Pakistan Bible Smugglers Robbed at Gunpoint
Pakistan
“Give us more!” the robbers demanded.
It was 9 p.m., and Faisal’s Bible distribution team was eager to be home. After delivering Bibles to eleven Pakistani villages in three days, they had taken a shortcut to get home faster. But as the team slowed their old van to navigate a bumpy stretch of road, they found themselves surrounded by a band of robbers notorious in that part of Pakistan.
Rajehs, one of the workers riding in the van, tried to reason with the six armed men as one of them pointed a gun at the driver and another held a gun against a passenger’s leg. “We’ve given you everything,” Rajehs told them. “Why do you want to kill us?” But even as they were rolling down their windows to hand over their valuables, he knew that the robbers would likely force them out of the van and shoot them one by one.
“We have Bibles,” offered 13-year-old Amber, the team’s youngest member. “Please take a Bible.”
“We don’t need it!” a robber screamed, throwing the Bible down.

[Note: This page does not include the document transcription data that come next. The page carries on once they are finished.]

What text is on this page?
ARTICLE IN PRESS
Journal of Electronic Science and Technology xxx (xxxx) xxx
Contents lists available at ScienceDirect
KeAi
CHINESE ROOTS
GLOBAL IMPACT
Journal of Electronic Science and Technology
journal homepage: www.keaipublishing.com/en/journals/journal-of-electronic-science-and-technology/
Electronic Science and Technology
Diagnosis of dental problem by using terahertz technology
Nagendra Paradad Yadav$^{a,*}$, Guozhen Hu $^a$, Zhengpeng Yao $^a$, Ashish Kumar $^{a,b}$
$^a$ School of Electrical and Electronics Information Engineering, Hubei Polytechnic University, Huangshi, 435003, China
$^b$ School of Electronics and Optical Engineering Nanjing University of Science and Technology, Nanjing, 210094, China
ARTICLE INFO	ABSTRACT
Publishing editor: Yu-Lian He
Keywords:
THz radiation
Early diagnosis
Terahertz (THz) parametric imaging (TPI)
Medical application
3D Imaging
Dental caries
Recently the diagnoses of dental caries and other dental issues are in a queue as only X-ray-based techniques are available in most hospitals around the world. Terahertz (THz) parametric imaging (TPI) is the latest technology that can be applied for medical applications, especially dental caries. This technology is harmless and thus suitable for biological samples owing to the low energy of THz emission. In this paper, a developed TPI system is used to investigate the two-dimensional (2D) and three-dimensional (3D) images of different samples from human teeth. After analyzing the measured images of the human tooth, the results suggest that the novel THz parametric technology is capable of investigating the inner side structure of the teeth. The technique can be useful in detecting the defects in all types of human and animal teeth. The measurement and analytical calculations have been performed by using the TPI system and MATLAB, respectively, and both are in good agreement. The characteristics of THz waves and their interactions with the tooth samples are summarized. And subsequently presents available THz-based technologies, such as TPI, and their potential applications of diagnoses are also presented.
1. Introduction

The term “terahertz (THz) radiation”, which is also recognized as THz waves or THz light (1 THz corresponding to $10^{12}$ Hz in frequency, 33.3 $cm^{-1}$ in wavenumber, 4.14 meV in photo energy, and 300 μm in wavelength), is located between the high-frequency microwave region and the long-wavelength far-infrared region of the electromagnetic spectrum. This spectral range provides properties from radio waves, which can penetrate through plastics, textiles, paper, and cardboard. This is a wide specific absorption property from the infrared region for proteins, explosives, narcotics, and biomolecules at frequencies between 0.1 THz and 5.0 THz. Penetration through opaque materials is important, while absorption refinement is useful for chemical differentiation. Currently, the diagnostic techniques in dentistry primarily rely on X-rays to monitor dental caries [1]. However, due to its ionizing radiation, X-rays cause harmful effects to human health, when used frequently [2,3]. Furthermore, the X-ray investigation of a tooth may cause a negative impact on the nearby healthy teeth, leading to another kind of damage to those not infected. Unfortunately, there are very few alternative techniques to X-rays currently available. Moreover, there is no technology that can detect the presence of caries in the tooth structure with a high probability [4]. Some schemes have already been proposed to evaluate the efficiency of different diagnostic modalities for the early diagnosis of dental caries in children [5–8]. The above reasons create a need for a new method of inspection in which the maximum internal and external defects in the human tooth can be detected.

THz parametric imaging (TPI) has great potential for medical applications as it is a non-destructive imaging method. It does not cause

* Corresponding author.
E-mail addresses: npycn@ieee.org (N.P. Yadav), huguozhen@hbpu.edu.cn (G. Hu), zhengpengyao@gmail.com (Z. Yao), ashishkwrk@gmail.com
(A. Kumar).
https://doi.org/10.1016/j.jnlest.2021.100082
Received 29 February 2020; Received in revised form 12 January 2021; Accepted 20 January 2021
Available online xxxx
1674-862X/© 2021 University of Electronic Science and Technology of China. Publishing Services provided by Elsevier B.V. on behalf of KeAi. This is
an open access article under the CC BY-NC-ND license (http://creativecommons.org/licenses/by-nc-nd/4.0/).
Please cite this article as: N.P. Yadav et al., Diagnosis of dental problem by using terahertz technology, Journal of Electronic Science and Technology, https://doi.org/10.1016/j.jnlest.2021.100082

A mile and a half ahead of them on the road, Pastor Faisal and the rest of the team waited nervously in the first van. They could not see what was happening behind them, but they knew something was wrong.
Almost 20 tense minutes later, the team in the van came barreling toward Pastor Faisal’s group with its lights off. Everyone was shaken. The robbers had taken their money and phones, and Rajehs had a bruise on his neck where he had been hit with the butt of a rifle. Before letting them go, the robbers had told the team, “Don’t look back. Do not stop. Don’t turn your lights on. Otherwise, we will shoot you from behind.”
Robberies like the one Faisal’s team experienced are just one of the many dangers Bible distributors encounter in hostile parts of the world. Faisal’s team spends several weeks each year delivering free Bibles to believers across Pakistan who otherwise would not have access to one.
These workers seek out Christians who do not have a Bible, relying on local contacts to provide the names of those who need one. Most of those receiving Bibles are new to the faith.
Despite the dangerous, tiring journeys, Faisal and his team are committed to supplying Bibles to those who need them. “We will show up,” he told VOM workers. “We will do our commitment.”
With each trip, the team travels farther afield. Just before being robbed by the bandits, they had distributed more than 700 Bibles to believers among the Sikh people in the ancient Hindu city of Nankana Sahib.
Many of these believers are extremely thankful to finally have their own Bible. “Thank you,” the believers in Nankana Sahib told the team. “You are water for a thirsty soul.”